简体   繁体   English

matplotlib:在散点图上方绘制直方图

[英]matplotlib: plotting histogram plot just above scatter plot

I would like to make beautiful scatter plots with histograms above and right of the scatter plot, as it is possible in seaborn with jointplot:我想用散点图上方和右侧的直方图制作漂亮的散点图,因为在带有联合图的 seaborn 中是可能的:

seaborn 联合情节

I am looking for suggestions on how to achieve this.我正在寻找有关如何实现这一目标的建议。 In fact I am having some troubles in installing pandas, and also I do not need the entire seaborn module事实上,我在安装 Pandas 时遇到了一些麻烦,而且我不需要整个 seaborn 模块

I encountered the same problem today.我今天遇到了同样的问题。 Additionally I wanted a CDF for the marginals.此外,我想要一个边缘的 CDF。

在此处输入图片说明

Code:代码:

import matplotlib.pyplot as plt
import matplotlib.gridspec as gridspec
import numpy as np

x = np.random.beta(2,5,size=int(1e4))
y = np.random.randn(int(1e4))

fig = plt.figure(figsize=(8,8))
gs = gridspec.GridSpec(3, 3)
ax_main = plt.subplot(gs[1:3, :2])
ax_xDist = plt.subplot(gs[0, :2],sharex=ax_main)
ax_yDist = plt.subplot(gs[1:3, 2],sharey=ax_main)
    
ax_main.scatter(x,y,marker='.')
ax_main.set(xlabel="x data", ylabel="y data")

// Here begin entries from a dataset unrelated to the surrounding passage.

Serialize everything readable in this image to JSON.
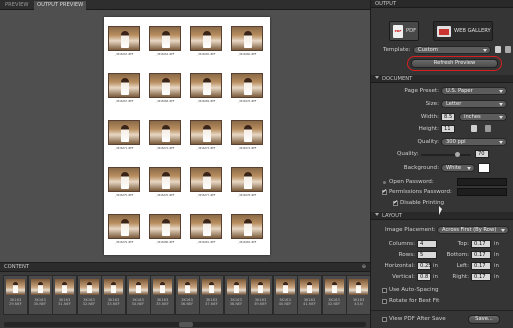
{
  "tabs": [
    "Preview",
    "Output Preview"
  ],
  "sheet": {
    "rows": 5,
    "cols": 4,
    "captions": [
      "_3K16263.NEF",
      "_3K16264.NEF",
      "_3K16265.NEF",
      "_3K16266.NEF",
      "_3K16267.NEF",
      "_3K16268.NEF",
      "_3K16269.NEF",
      "_3K16270.NEF",
      "_3K16271.NEF",
      "_3K16272.NEF",
      "_3K16273.NEF",
      "_3K16274.NEF",
      "_3K16275.NEF",
      "_3K16276.NEF",
      "_3K16277.NEF",
      "_3K16278.NEF",
      "_3K16279.NEF",
      "_3K16280.NEF",
      "_3K16281.NEF",
      "_3K16282.NEF"
    ]
  },
  "content": {
    "title": "Content",
    "menu_icon": "⊕",
    "frames": [
      "3K163\n29.NEF",
      "3K163\n30.NEF",
      "3K163\n31.NEF",
      "3K163\n32.NEF",
      "3K163\n33.NEF",
      "3K163\n34.NEF",
      "3K163\n35.NEF",
      "3K163\n36.NEF",
      "3K163\n37.NEF",
      "3K163\n38.NEF",
      "3K163\n39.NEF",
      "3K163\n40.NEF",
      "3K163\n41.NEF",
      "3K163\n42.NEF",
      "3K163\n43.N"
    ]
  },
  "output": {
    "header": "Output",
    "pdf_label": "PDF",
    "web_label": "WEB GALLERY",
    "template_label": "Template:",
    "template_value": "Custom",
    "refresh_label": "Refresh Preview"
  },
  "document": {
    "header": "Document",
    "page_preset_label": "Page Preset:",
    "page_preset_value": "U.S. Paper",
    "size_label": "Size:",
    "size_value": "Letter",
    "width_label": "Width:",
    "width_value": "8.5",
    "units_value": "inches",
    "height_label": "Height:",
    "height_value": "11",
    "quality_label": "Quality:",
    "quality_value": "300 ppi",
    "quality2_label": "Quality:",
    "quality2_value": "70",
    "background_label": "Background:",
    "background_value": "White",
    "background_swatch": "#ffffff",
    "open_password_label": "Open Password:",
    "permissions_label": "Permissions Password:",
    "disable_printing_label": "Disable Printing"
  },
  "layout": {
    "header": "Layout",
    "placement_label": "Image Placement:",
    "placement_value": "Across First (By Row)",
    "columns_label": "Columns:",
    "columns_value": "4",
    "rows_label": "Rows:",
    "rows_value": "5",
    "horizontal_label": "Horizontal:",
    "horizontal_value": "0.25",
    "vertical_label": "Vertical:",
    "vertical_value": "0.8",
    "top_label": "Top:",
    "top_value": "0.17",
    "bottom_label": "Bottom:",
    "bottom_value": "0.17",
    "left_label": "Left:",
    "left_value": "0.17",
    "right_label": "Right:",
    "right_value": "0.17",
    "unit": "in",
    "auto_spacing_label": "Use Auto-Spacing",
    "rotate_label": "Rotate for Best Fit",
    "view_pdf_label": "View PDF After Save",
    "save_label": "Save..."
  },
  "colors": {
    "accent_ring": "#d62020"
  }
}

ax_xDist.hist(x,bins=100,align='mid')
ax_xDist.set(ylabel='count')
ax_xCumDist = ax_xDist.twinx()
ax_xCumDist.hist(x,bins=100,cumulative=True,histtype='step',density=True,color='r',align='mid')
ax_xCumDist.tick_params('y', colors='r')
ax_xCumDist.set_ylabel('cumulative',color='r')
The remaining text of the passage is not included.